Although adenosine triphosphate (ATP) has often been reported to relax the corpus cavernosum, this may be mediated by indirect effects, such as release of nitric oxide from the endothelium. Recent data suggest that P2X(1) receptors may be up-regulated in diabetes, and these exert an anti-erectile effect by causing the corpus cavernosum smooth muscle cells (CCSMCs) to contract.

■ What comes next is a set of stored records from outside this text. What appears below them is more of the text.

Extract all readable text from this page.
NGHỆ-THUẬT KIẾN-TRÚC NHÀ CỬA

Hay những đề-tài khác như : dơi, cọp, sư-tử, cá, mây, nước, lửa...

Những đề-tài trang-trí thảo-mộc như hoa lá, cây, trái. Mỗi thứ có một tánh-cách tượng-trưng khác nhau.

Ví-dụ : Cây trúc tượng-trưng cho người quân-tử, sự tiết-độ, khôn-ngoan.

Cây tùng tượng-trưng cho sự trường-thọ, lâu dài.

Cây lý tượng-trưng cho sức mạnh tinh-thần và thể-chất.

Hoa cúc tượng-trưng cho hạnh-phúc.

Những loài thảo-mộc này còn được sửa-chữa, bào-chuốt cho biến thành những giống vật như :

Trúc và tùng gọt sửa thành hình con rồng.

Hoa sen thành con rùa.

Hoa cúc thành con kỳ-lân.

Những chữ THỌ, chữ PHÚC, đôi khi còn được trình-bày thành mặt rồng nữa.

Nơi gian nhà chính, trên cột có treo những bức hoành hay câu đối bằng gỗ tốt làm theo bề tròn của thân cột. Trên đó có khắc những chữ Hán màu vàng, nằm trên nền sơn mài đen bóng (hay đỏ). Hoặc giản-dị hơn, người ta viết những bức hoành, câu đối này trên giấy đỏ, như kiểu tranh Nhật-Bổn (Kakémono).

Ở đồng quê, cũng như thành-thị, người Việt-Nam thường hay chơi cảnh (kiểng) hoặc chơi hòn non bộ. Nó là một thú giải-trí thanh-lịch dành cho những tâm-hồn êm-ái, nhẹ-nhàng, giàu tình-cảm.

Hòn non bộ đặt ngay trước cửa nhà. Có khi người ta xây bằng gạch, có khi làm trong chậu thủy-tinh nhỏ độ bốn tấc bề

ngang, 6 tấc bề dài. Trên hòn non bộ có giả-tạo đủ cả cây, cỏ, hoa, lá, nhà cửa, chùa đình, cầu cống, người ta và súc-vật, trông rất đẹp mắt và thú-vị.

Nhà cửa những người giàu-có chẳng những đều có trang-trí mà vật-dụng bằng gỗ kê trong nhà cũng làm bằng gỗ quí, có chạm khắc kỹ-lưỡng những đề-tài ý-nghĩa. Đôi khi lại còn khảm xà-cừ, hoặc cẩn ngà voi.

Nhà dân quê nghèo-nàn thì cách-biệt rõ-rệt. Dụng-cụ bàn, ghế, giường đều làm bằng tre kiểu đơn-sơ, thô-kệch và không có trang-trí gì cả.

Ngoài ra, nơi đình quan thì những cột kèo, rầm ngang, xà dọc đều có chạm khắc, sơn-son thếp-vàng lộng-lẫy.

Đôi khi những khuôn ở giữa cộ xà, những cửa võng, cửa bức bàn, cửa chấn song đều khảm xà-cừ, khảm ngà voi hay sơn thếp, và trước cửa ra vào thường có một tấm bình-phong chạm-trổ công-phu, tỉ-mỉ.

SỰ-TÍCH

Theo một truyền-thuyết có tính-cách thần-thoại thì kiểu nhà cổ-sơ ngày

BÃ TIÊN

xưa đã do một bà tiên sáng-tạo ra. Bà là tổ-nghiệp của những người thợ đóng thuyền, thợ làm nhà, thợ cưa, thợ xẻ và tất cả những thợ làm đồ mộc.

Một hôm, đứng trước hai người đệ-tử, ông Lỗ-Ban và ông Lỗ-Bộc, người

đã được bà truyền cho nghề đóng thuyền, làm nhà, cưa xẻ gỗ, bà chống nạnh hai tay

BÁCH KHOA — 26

However, to date, there is no functional evidence that ATP can directly stimulate CCSMC.

Aims

This study aims to (i) to directly examine the effect of ATP on membrane currents in freshly isolated CCSMC, where influences of endothelium and other cells are absent; and (ii) to determine the receptor subtypes, ionic currents, and Ca(2+) signals stimulated by ATP.

Methods

CCSMCs were enzymatically dispersed from male New Zealand White rabbits for patch clamp recording and measurement of intracellular Ca(2+) in fluo-4-loaded cells using spinning disk confocal microscopy.

Main outcome measures

Patch clamp recordings were made of ATP-evoked membrane currents and spontaneous membrane currents. Spinning disk confocal imaging of intracellular Ca(2+) was performed, and the response to ATP was recorded.

Results

ATP evoked repeatable inward currents in CCSMC (1st application: -675 ± 101 pA; 2nd application: -694 ± 120 pA, N = 9, P = 0.77). ATP-induced currents were reduced by suramin from -380 ± 121 to -124 ± 37 pA (N = 8, P < 0.05), by α,β-methylene ATP from -755 ± 235 to 139 ± 49 pA (N = 5, P < 0.05), and by NF449 from -419 ± to -51 ± 13 pA (N = 6, P < 0.05). In contrast, MRS2500, a P2Y1(1,12,13) antagonist, had no effect on ATP responses (control: -838 ± 139 pA; in MRS2500: -822 ± 184 pA, N = 13, P = 0.84) but blocked inward currents evoked by 2-MeSATP, a P2Y1,12,13 agonist (control: -623 ± 166 pA; in MRS2500: -56 ± 25 pA, N = 6, P < 0.05). The ATP-evoked inward current was unaffected by changing the transmembrane Cl(-) gradient but reversed in direction when extracellular Na(+) was reduced, indicating that it was a cation current.

Conclusions

ATP directly stimulates CCSMC by evoking a P2X-mediated cation current.